You may not recognize the name Foxconn, but chances are the company is a part of your life. If you own an iPhone, Foxconn assembled it, and now they’re assembling electric cars and even an electric bus. But rather than coming up with an original name, the Taiwanese tech giant chose the name “Model T.” Sounds familiar, doesn’t it?
The Model T goes from the first production car to an electric bus
Way back in the early days of Tesla, the budding electric car manufacturer got in trouble with Ford for wanting to use the name “Model E.” That’s why Elon’s car ended up being called the Model 3, so we can only imagine the backlash Foxconn will receive from Ford over the name of their new electric bus.
The Model T electric bus (which from here on shall be referred to as, the Model T, for ease of understanding) is an excellent vehicle with an unfortunate and confusing name. Having been subjected to 125,000 miles of testing, Foxconn boasts that the Model T can go 250 miles per charge, and reach a top speed of 75 miles per hour.
For an electric car, those numbers would sound lackluster. But this is an electric bus, with room for more passengers, that’ll only operate in city conditions. But Foxconn didn’t just build a bus and call it a day. They also debuted two models that’ll bring electric cars to the Taiwanese masses. Though, their names are oddly similar to another electric car company.
Foxconn wants you to confuse their electric car models with Tesla as well
Behold, the Model C crossover and Model E electric sedan, both of which boast some impressive stats. We’ll start with the Model C, which can seat seven while managing 435 miles per charge. While Foxconn didn’t reveal the size and specs of their electric car battery, that impressive range is partly due to the .27 coefficient of drag. For perspective, the Tesla Model S is currently the most aerodynamic car on sale. It has a drag coefficient of .24. And since it can slip through the air, the Model C manages a 0-60 time of 3.8 seconds.
But the real performance monster Foxconn revealed is the Model E, a sleek sedan designed by Pininfarina. With a 740 horsepower motor, the Model E can blast from 0-60 in 2.8 seconds. On top of that, it has the best range of the bunch, at 466 miles per charge. However, the most notable feature of the car is the interior, which only seats three. The driver sits alone at the front of the car, while two more passengers can sit in the back.

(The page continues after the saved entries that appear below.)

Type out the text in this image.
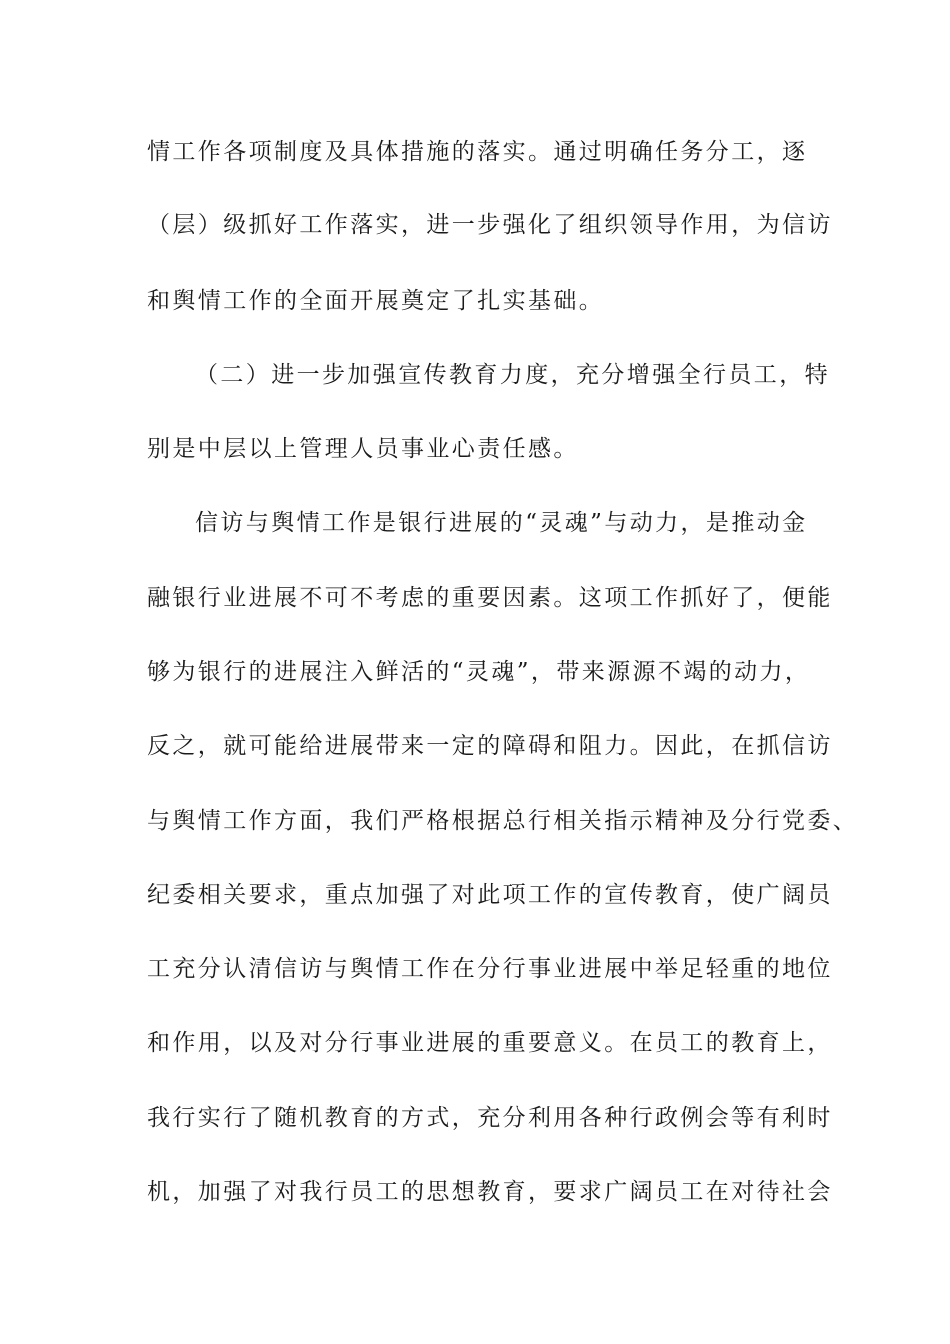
情工作各项制度及具体措施的落实。通过明确任务分工，逐
（层）级抓好工作落实，进一步强化了组织领导作用，为信访
和舆情工作的全面开展奠定了扎实基础。
（二）进一步加强宣传教育力度，充分增强全行员工，特
别是中层以上管理人员事业心责任感。
信访与舆情工作是银行进展的“灵魂”与动力，是推动金
融银行业进展不可不考虑的重要因素。这项工作抓好了，便能
够为银行的进展注入鲜活的“灵魂”，带来源源不竭的动力，
反之，就可能给进展带来一定的障碍和阻力。因此，在抓信访
与舆情工作方面，我们严格根据总行相关指示精神及分行党委、
纪委相关要求，重点加强了对此项工作的宣传教育，使广阔员
工充分认清信访与舆情工作在分行事业进展中举足轻重的地位
和作用，以及对分行事业进展的重要意义。在员工的教育上，
我行实行了随机教育的方式，充分利用各种行政例会等有利时
机，加强了对我行员工的思想教育，要求广阔员工在对待社会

So if these cars do end up going into production, then you’ll have the Model S competing with the Model E, and the Model X with the Model C. And don’t even get me started about the Model T. You should be very confused, but chances are you won’t get the cars mixed up, since they’ll likely never be on sale in the same markets.
Why the Model T, E, and C probably won’t face consequences for their naming convention
For starters, Foxconn isn’t producing any of their models as of yet, and they likely won’t for years. But once they do, these electric cars will hit Taiwanese roads first. That means Ford doesn’t have much say over the name since the cars aren’t hitting American soil. Likewise, Foxconn is the leading producer of semiconductors, so there’s a chance Ford relies on them to maintain its supply chain.
Eventually, the brand may expand to Europe and China, where Teslas are sold, but by then, the cars will likely experience a name change. After all, the Toyota Corolla did it when it came to the states, which directly translates to the Toyota Crown.
But in reality, the Model T, the Model E, and the Model C are just displays of Foxconn’s electric car endeavors. The production cars will likely be different, and if Foxconn has any sense, they’ll be named different too.
Gee whiz, if I have to write the word “Model” again, I might sue Foxconn myself. Won’t someone please come up with an original name for their electric cars?